Saturday, January 17, 2015

I've come a long way and am not there yet

Though I haven't written anything in quite a while, I sometimes drop by to see what people dear to me are doing.

I think about upsi - what HAS happened there? I also wonder about Kiki, whose blog is gone as well.

I like to see Jonsi get back in the saddle and shoot. Where she seemed extreme (as not polite enough by my FOO standards) in the past, I now smile at all she has to say. In some ways, I have grown.

I love seeing what Mulderfan, Ruth, Jessie, Q and others are up to.

My father is getting - old. Less interested in us, less energetic and thus less pugnacious, less invested in anything. He's been barely noticeable lately, which is, naturally, a good thing. I've also been able to swap apartments with him, which means I now own the place where we live and he owns the place that he rents out and no one can hurt anyone in any real way. So stuff is good.

I allowed myself to complete my dissertation. Even though he is proud and boasts about it, I am still a PhD. It's a practical thing I did for myself and my FOC, and him being there at the defense is something like collateral damage. He didn't do much damage, actually - he only talked to ONE of the professors, also narcissistic, and I giggled to myself that they were perfect company for each other.

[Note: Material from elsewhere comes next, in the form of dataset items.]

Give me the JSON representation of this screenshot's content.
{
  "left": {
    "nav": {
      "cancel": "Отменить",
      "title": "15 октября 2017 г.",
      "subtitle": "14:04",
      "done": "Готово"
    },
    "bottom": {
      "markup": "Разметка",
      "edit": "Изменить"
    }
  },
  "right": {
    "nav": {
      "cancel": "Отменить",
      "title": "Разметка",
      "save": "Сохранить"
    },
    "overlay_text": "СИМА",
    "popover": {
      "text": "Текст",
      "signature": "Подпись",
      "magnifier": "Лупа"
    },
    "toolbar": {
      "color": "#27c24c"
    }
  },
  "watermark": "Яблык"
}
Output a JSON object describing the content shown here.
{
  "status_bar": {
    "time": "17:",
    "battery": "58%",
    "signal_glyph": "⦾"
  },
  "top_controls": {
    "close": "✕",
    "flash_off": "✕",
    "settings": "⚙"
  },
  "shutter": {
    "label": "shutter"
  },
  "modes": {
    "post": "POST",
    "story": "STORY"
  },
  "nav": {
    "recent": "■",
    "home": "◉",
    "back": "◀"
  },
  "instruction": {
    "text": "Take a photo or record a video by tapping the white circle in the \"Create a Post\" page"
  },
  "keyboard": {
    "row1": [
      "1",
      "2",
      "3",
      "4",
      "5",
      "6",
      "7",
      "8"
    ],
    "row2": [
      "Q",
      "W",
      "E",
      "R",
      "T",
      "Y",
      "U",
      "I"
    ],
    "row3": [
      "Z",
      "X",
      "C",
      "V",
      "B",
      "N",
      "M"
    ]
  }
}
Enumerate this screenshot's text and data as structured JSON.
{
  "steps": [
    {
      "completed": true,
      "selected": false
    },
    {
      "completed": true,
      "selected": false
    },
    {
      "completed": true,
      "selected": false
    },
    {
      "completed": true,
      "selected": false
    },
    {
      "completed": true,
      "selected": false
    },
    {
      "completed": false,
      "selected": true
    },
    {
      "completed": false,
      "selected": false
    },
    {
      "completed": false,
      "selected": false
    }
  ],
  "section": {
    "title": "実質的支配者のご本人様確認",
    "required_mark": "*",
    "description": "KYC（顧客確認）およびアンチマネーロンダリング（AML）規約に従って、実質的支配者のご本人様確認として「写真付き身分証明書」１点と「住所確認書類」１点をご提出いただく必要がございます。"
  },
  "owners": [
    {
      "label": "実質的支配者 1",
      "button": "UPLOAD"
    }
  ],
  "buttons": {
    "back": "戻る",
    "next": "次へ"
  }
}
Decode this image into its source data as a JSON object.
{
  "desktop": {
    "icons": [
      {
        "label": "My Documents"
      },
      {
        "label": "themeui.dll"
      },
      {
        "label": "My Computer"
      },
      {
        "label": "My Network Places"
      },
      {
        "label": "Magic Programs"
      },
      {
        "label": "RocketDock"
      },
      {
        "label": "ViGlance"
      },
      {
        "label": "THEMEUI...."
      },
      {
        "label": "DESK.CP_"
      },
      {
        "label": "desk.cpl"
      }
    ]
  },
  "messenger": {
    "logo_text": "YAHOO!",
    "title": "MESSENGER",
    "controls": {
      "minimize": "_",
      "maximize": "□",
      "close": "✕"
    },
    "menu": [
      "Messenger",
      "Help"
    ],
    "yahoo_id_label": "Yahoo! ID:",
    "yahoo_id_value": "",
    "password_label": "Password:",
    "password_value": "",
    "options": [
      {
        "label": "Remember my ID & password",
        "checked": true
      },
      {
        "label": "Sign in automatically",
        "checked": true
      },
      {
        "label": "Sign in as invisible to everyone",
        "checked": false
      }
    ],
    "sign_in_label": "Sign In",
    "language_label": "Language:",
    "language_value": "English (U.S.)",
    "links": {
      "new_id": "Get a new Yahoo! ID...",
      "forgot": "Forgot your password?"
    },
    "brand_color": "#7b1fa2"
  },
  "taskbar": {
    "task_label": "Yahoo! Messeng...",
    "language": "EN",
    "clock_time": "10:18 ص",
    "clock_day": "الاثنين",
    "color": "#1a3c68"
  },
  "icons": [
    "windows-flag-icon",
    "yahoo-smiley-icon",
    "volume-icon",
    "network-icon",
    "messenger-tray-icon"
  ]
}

I also have a third child now - a boy this time. This was something I'd feared - that I'd treat a boy differently as a result of having a dominant narcissistic father (both better AND worse) - but I was over it before he was born, thankfully.

In many ways, I have the perfect life. By what the world values, I am successful because I have a PhD and three children of both sexes.

But I'll always be an ACON, I now see - never quite good enough, never quite happy, never quite at home. And it's OK. I don't know if others can really get "there" - be really content and happy and fulfilled. If so, good for them. But this level of "not being there" is something I personally will always be able to live with in honesty and authenticity. One of my most precious life goals is writing fiction - novels and stories - and this is where I can be in truth for the rest of my life, if I can but pour this truth into a novel.

All the best to everyone and keep fighting the good fight!